Dans l’espoir de contribuer à la lutte contre le cancer, des chercheurs suédois ont publié une nouvelle cartographie moléculaire des protéines qui régulent le processus de division cellulaire – identifiant 300 de ces protéines.
La publication des données, qui a été publiée aujourd’hui dans la revue scientifique Nature, est importante car elle permet de rapprocher la recherche médicale du point de pouvoir cibler des protéines spécifiques pour traiter le cancer.
Identifier et comprendre ce qui caractérise ces protéines est important, déclare la co-auteur Emma Lundberg, professeur au KTH Royal Institute of Technology dont le groupe de recherche du Science for Life Laboratory (SciLifeLab) à Stockholm a contribué à la cartographie de ces protéines. L’espoir à long terme est que cela conduira à des progrès dans le développement de médicaments et de traitements anticancéreux sur mesure, adaptés à la condition anatomique spécifique du patient individuel par rapport à la maladie sous-jacente, dit Lundberg.
En plus des 300 protéines nouvellement identifiées, les chercheurs rapportent que 20% du protéome humain (toutes les molécules de protéines pour lesquelles le génome code) indique une variation de cellule à cellule, c’est-à-dire une fluctuation de l’expression génique dans des cellules par ailleurs identiques.
Ces informations présentent la recherche médicale avec de nouvelles perspectives sur le cycle cellulaire, dans lequel un équilibre est modéré entre les protéines qui favorisent la prolifération cellulaire et celles qui l’inhibent.
Lundberg dit que le travail est maintenant intégré dans la base de données de recherche en libre accès, le Human Protein Atlas.

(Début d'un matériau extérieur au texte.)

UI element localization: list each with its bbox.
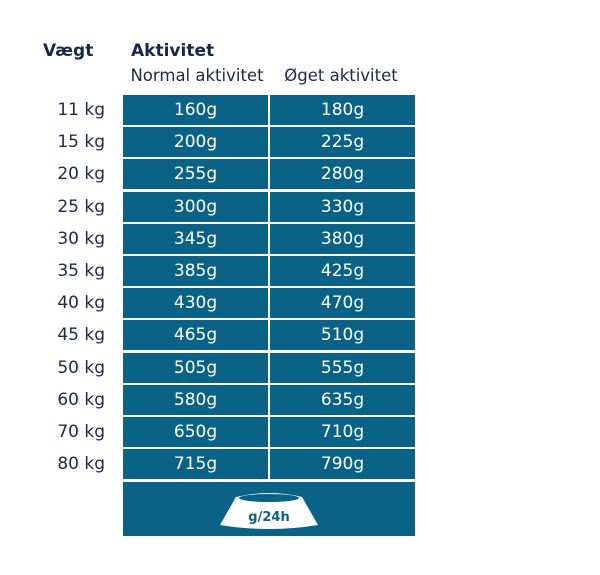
table-row: 60 kg 580g 635g xyxy=(57,384,415,415)
unit-cell: g/24h xyxy=(123,482,415,536)
weight-label: 25 kg xyxy=(57,196,105,217)
weight-label: 35 kg xyxy=(57,260,105,281)
normal-amount: 715g xyxy=(123,449,268,480)
normal-activity-header: Normal aktivitet xyxy=(130,66,264,85)
weight-label: 45 kg xyxy=(57,325,105,346)
table-row: 20 kg 255g 280g xyxy=(57,159,415,190)
normal-amount: 430g xyxy=(123,288,268,319)
increased-amount: 470g xyxy=(270,288,415,319)
weight-label: 40 kg xyxy=(57,293,105,314)
weight-label: 70 kg xyxy=(57,421,105,442)
table-row: 50 kg 505g 555g xyxy=(57,352,415,383)
normal-amount: 255g xyxy=(123,159,268,190)
weight-label: 15 kg xyxy=(57,132,105,153)
table-row: 80 kg 715g 790g xyxy=(57,449,415,480)
table-row: 30 kg 345g 380g xyxy=(57,223,415,254)
increased-amount: 280g xyxy=(270,159,415,190)
weight-label: 11 kg xyxy=(57,100,105,120)
table-row: 25 kg 300g 330g xyxy=(57,191,415,222)
feeding-table: 11 kg 160g 180g 15 kg 200g 225g 20 kg 255g… xyxy=(57,95,415,481)
increased-amount: 635g xyxy=(270,384,415,415)
unit-label: g/24h xyxy=(248,510,289,525)
increased-amount: 330g xyxy=(270,191,415,222)
table-row: 40 kg 430g 470g xyxy=(57,288,415,319)
weight-header: Vægt xyxy=(43,41,94,61)
weight-label: 60 kg xyxy=(57,389,105,410)
increased-amount: 710g xyxy=(270,416,415,447)
normal-amount: 345g xyxy=(123,223,268,254)
increased-amount: 510g xyxy=(270,320,415,351)
increased-amount: 425g xyxy=(270,255,415,286)
increased-amount: 180g xyxy=(270,95,415,125)
normal-amount: 385g xyxy=(123,255,268,286)
weight-label: 20 kg xyxy=(57,164,105,185)
increased-activity-header: Øget aktivitet xyxy=(284,66,398,85)
food-bowl-icon: g/24h xyxy=(220,493,318,529)
weight-label: 50 kg xyxy=(57,357,105,378)
table-row: 70 kg 650g 710g xyxy=(57,416,415,447)
increased-amount: 790g xyxy=(270,449,415,480)
weight-label: 80 kg xyxy=(57,454,105,475)
table-row: 15 kg 200g 225g xyxy=(57,127,415,158)
table-row: 35 kg 385g 425g xyxy=(57,255,415,286)
weight-label: 30 kg xyxy=(57,228,105,249)
normal-amount: 300g xyxy=(123,191,268,222)
increased-amount: 225g xyxy=(270,127,415,158)
increased-amount: 555g xyxy=(270,352,415,383)
normal-amount: 580g xyxy=(123,384,268,415)
normal-amount: 505g xyxy=(123,352,268,383)
table-row: 11 kg 160g 180g xyxy=(57,95,415,125)
activity-header: Aktivitet xyxy=(131,41,215,61)
normal-amount: 465g xyxy=(123,320,268,351)
normal-amount: 160g xyxy=(123,95,268,125)
increased-amount: 380g xyxy=(270,223,415,254)
normal-amount: 200g xyxy=(123,127,268,158)
normal-amount: 650g xyxy=(123,416,268,447)
table-row: 45 kg 465g 510g xyxy=(57,320,415,351)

« Nous espérons que cela fournira une ressource précieuse pour une meilleure compréhension, entre autres: de la variation de cellule à cellule, du cycle cellulaire humain et des protéines nouvellement identifiées dans le cycle cellulaire et de leur rôle dans la formation des tumeurs. , » elle dit.

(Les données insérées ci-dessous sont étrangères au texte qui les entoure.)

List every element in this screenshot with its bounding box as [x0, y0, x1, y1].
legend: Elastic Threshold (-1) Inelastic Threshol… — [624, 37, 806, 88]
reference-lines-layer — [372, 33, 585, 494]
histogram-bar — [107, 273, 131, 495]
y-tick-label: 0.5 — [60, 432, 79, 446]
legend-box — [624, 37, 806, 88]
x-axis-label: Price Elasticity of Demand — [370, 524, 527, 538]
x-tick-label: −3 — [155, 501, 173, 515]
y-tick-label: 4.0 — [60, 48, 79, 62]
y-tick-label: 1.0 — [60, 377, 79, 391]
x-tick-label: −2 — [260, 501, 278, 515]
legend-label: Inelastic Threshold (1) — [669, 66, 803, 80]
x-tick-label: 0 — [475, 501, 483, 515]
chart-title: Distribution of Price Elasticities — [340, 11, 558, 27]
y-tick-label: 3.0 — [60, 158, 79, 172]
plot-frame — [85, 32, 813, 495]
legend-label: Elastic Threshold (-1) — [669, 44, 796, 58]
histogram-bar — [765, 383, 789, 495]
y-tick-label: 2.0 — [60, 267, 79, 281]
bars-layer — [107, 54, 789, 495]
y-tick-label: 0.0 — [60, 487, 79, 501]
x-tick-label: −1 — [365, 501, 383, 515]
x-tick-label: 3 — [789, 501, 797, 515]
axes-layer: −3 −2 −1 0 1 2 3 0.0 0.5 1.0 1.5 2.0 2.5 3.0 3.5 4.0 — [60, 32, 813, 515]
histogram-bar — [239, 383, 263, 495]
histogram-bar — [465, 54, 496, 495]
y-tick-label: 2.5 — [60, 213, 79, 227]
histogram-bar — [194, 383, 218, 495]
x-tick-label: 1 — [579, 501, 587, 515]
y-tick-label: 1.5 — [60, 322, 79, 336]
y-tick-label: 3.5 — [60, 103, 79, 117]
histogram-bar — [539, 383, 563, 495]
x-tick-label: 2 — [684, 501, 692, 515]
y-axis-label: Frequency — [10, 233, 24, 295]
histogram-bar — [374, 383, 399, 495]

Afin d’identifier les protéines spécifiques au cycle cellulaire, les chercheurs ont utilisé la microscopie dite immunofluorescente. Les chercheurs ont ensuite combiné les données collectées avec le séquençage de l’ARN de cellules individuelles pour décrire la présence temporelle d’ARN et de protéines tout au long du cycle cellulaire.
Les travaux de recherche ont été menés par 19 chercheurs du KTH, dont Diana Mahdessian et Anthony Cesnik, via SciLifeLab. Le Biohub Chan Zuckerberg, l’Université d’Uppsala et la Stanford School of Medicine ont également contribué. Le soutien à la recherche a été fourni par le Conseil suédois de la recherche et la Fondation Knut et Alice Wallenberg.
La source:
KTH L’Institut royal de technologie
Référence du journal:
Mahdessian, D., et coll. (2021) Dissection spatio-temporelle du cycle cellulaire avec protéogénomique unicellulaire. La nature. doi.org/10.1038/s41586-021-03232-9.